Si svegliò di notte a causa di un sogno troppo realistico. Stava camminando lungo un sentiero in un bosco fitto. Verso di lui venivano due bambini, fratello e sorella, di circa dodici anni. Fra loro camminava un uccello totemico con una maschera paurosa. Giunto vicino a lui, l’uccello gli aveva detto: «Ho bisogno di queste due vite». Sul volto dei bambini Falcón aveva visto un terrore insostenibile, ma non aveva potuto aiutarli. Pensò che fosse stato l’incubo a svegliarlo, ma dopo un po’ si rese conto che al pianterreno la televisione era ancora accesa.
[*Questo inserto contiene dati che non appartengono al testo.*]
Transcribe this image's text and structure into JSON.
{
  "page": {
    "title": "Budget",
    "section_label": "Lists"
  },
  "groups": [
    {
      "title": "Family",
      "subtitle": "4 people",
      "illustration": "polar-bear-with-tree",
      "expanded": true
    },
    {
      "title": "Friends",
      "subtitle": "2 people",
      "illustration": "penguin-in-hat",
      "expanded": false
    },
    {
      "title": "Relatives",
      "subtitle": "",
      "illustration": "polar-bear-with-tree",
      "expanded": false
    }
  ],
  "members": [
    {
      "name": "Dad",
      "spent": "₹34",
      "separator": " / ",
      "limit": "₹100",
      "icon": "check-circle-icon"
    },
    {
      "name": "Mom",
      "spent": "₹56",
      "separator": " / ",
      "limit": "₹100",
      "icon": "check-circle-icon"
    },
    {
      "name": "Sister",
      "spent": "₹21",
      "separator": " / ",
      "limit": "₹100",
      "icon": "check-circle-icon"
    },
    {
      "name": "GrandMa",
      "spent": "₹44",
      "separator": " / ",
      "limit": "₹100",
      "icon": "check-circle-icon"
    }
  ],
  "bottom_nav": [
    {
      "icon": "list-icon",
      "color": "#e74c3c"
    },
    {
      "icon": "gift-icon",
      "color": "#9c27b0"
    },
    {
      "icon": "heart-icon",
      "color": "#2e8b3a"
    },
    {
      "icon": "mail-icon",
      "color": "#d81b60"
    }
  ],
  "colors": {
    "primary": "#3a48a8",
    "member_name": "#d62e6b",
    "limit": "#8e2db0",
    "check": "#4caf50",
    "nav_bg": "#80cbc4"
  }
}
Voci parlavano in americano. Consuelo dormiva accanto a lui.

In soggiorno la luce del televisore pulsava nel buio. Falcón lo spense col telecomando. Sentì caldo e notò che la vetrata scorrevole che dava sulla piscina era aperta di circa mezzo metro.

Accese la luce e Consuelo scese le scale ancora semiaddormentata.

«Che succede?»

«Il televisore era acceso», spiegò Falcón. «Per caso avevamo lasciato la vetrata aperta?»

Di colpo Consuelo fu perfettamente sveglia, gli occhi spalancati. Indicó un punto nella stanza e gridò, come se avesse visto qualcosa di spaventoso.

Falcón seguì il suo dito. Sul tavolino era posata una fotografia in cornice dei figli di lei. Qualcuno aveva tracciato una grossa croce rossa sul vetro.